Oberleerer 25.06.2019
3.
Vlt helfen PV-Module, den Boden zumindest teilweise vor der direkten Sonneneinstrahlung zu schützen. Wenn diese hoch genug sind, kann man die Flächen darunter immer noch bewirtschaften. Bei den hohen Temperatruren sollte doch im Pazifik, in Nord- und Ostsee viel Wasser verdunsten und abregnen? Wo kommt das denn runter?
haarer.15 25.06.2019
4. Die Extreme nehmen trotzdem zu
Tendenziell jedenfalls. Und sichtbar. Die Sommer werden immer heißer, Hagel und Überschwemmungen immer häufiger und ordentliche Winter immer seltener. Wenigstens bei uns im tiefen Süden gibt es durchaus häufiger Gewitter, wie jetzt auch die letzten Tage, was der Natur gut tut. Aber in Brandenburg stöhnt die Land- und Forstwirtschaft schon jetzt. So katastrophal wie voriges Jahr muss es hoffentlich nicht werden.
Gluehweintrinker 25.06.2019
5. Trockenheit wird in Zukunft zum Normalfall werden
Zu viele Menschen empfinden sich heute als "urban" und verwechseln das mit "von der Natur entkoppelt". Niemand ist entkoppelt, denn ohne saubere Luft, sauberes Trinkwasser und einer sinnvollen Nahrungsmittelversorgung wären wir erledigt.

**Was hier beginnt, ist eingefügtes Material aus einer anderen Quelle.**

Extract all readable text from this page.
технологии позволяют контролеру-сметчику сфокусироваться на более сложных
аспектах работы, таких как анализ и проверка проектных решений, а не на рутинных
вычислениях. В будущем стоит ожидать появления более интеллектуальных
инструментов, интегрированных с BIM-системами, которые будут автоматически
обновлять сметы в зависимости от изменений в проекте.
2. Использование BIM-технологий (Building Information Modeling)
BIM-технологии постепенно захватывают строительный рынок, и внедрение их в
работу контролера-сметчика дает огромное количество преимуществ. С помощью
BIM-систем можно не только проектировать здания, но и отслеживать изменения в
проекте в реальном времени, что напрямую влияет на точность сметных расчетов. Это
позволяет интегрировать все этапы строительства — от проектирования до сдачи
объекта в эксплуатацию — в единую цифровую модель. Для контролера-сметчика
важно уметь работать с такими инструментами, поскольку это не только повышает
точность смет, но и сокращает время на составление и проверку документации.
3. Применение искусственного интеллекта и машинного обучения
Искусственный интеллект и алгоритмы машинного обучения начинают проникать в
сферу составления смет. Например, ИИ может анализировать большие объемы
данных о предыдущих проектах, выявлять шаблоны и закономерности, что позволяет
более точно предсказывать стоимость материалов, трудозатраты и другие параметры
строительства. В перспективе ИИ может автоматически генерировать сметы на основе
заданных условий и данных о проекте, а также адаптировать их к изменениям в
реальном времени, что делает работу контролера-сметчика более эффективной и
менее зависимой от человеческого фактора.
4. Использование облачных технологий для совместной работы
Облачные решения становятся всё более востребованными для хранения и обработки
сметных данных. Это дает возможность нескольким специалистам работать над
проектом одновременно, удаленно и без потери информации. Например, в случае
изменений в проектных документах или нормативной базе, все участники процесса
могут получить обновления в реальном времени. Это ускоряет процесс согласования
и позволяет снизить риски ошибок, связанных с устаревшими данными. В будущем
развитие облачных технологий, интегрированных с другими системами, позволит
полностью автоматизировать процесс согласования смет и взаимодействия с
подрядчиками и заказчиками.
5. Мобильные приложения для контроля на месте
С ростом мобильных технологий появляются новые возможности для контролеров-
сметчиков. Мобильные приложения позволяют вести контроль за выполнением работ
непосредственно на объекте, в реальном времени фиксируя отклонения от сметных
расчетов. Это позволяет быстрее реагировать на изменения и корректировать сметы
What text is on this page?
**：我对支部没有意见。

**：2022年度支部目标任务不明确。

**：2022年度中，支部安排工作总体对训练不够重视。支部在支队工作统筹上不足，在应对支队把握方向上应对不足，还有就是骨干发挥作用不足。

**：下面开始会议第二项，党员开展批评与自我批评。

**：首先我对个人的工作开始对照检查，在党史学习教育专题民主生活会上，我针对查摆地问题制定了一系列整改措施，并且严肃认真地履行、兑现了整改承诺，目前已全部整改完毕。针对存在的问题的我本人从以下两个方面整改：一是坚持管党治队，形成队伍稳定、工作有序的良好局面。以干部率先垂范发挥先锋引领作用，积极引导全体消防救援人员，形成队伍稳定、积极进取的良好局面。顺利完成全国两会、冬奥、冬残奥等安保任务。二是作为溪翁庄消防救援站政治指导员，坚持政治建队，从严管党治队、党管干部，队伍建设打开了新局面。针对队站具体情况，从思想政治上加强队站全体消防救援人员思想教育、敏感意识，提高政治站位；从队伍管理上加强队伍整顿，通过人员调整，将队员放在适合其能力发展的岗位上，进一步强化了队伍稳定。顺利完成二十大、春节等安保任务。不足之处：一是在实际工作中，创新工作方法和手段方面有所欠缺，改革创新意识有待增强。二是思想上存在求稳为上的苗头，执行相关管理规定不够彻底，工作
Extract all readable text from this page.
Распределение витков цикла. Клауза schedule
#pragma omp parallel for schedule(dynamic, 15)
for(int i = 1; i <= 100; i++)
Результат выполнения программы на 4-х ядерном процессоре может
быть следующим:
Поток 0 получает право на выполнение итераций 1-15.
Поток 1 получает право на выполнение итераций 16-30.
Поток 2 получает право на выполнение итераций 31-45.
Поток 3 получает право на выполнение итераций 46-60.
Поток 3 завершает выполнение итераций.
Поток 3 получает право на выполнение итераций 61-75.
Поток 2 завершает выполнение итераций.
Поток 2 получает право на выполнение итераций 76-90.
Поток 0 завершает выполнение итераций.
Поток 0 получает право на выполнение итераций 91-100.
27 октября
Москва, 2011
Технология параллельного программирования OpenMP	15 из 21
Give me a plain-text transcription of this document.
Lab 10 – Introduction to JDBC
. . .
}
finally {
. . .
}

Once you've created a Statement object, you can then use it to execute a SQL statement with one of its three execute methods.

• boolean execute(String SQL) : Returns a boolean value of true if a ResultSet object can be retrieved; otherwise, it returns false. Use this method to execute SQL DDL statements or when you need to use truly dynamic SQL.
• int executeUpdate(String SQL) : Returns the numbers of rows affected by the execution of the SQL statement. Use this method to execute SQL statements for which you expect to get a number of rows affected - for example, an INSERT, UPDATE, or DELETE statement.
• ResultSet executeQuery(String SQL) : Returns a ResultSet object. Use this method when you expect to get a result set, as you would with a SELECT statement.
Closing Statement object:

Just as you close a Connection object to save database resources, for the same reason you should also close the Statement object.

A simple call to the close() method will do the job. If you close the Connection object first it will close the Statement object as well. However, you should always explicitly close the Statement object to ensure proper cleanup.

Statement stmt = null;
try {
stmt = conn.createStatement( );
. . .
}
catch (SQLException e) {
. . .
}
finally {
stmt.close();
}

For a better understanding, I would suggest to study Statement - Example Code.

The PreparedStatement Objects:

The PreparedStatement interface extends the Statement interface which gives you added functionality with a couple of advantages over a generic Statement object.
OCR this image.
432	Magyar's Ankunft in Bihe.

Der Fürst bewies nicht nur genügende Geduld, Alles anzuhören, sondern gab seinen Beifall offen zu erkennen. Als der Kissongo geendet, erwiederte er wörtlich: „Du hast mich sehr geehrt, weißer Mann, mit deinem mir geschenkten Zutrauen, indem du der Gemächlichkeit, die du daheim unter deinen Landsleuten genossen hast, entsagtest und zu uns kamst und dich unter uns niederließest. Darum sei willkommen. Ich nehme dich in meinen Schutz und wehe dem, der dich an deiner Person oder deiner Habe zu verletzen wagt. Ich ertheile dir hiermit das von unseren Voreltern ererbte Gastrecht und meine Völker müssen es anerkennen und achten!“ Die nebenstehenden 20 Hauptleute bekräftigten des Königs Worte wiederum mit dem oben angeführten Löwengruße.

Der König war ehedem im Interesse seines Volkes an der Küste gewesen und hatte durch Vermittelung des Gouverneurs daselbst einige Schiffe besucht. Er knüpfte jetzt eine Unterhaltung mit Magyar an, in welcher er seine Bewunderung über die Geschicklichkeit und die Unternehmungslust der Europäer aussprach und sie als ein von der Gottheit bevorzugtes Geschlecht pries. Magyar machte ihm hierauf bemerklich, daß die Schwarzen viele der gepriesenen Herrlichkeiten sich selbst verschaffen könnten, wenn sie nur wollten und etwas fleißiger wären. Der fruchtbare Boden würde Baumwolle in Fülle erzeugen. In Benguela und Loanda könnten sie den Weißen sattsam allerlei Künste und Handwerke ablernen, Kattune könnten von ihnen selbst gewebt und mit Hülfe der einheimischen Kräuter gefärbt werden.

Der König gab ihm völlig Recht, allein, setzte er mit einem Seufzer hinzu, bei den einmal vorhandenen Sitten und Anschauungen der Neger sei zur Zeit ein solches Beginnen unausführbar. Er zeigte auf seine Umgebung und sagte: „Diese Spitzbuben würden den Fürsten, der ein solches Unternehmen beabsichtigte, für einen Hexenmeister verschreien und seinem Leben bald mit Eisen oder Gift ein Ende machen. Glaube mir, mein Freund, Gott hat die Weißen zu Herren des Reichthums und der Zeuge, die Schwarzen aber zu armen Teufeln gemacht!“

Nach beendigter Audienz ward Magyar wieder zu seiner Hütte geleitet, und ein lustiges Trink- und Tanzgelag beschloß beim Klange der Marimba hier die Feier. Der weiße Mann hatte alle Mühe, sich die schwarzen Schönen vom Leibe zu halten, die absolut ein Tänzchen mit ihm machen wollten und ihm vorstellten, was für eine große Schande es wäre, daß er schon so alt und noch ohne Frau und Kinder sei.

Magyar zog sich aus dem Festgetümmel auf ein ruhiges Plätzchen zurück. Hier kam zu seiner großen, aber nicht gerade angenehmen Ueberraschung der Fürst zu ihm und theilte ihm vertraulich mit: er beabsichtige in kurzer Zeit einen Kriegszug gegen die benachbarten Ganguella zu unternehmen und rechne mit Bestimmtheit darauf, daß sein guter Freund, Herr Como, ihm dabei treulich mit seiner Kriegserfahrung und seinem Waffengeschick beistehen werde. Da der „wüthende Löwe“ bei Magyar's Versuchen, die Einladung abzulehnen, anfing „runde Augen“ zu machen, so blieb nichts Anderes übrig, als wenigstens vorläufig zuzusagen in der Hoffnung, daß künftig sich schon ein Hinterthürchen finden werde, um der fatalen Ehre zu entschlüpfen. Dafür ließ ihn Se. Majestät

Da wird schon wieder gejubelt: "Endlich mal wieder richtiger Sommer!" und viele vergessen dabei, dass lange Phasen ohne ausreichenden Niederschlag immense Ernteausfälle zur Folge haben. Wächst bei uns nicht genug, dann kaufen wir doch den Ärmeren einfach die Nahrung weg, oder? So lief es immer und so läuft es noch. Niemand will jemandem den Sommergenuss verderben. Ein rasender Klimawandel würde allen alles verderben, und die Dimension der Schädigungen sind offenbar den meisten immer noch nicht klar. So scheinen die meisten immer noch eine globale Katastrophe in Kauf nehmen zu wollen, weil sie meinen, auf Autofahrten, exzessiven Fleischkonsum, massenhaft Billigklamotten, Wegwerfmode, kurzlebige Elektronikprodukte und absurd billige Dauerfliegerei nicht verzichten zu können. Ohne viel weniger von allem wird es aber nicht gehen. Jeder möge sich damit trösten, dass trotz exponenziell gestiegenden Konsums seit Mitte der 1970er Jahre das nationale Glück nicht größer wurde. Das globale Unglück jedoch könnte durch den Klimawandel ein Ausmaß erreichen, der sich mit dem Begriff "Katastrophe" nur unzureichend beschreiben ließe.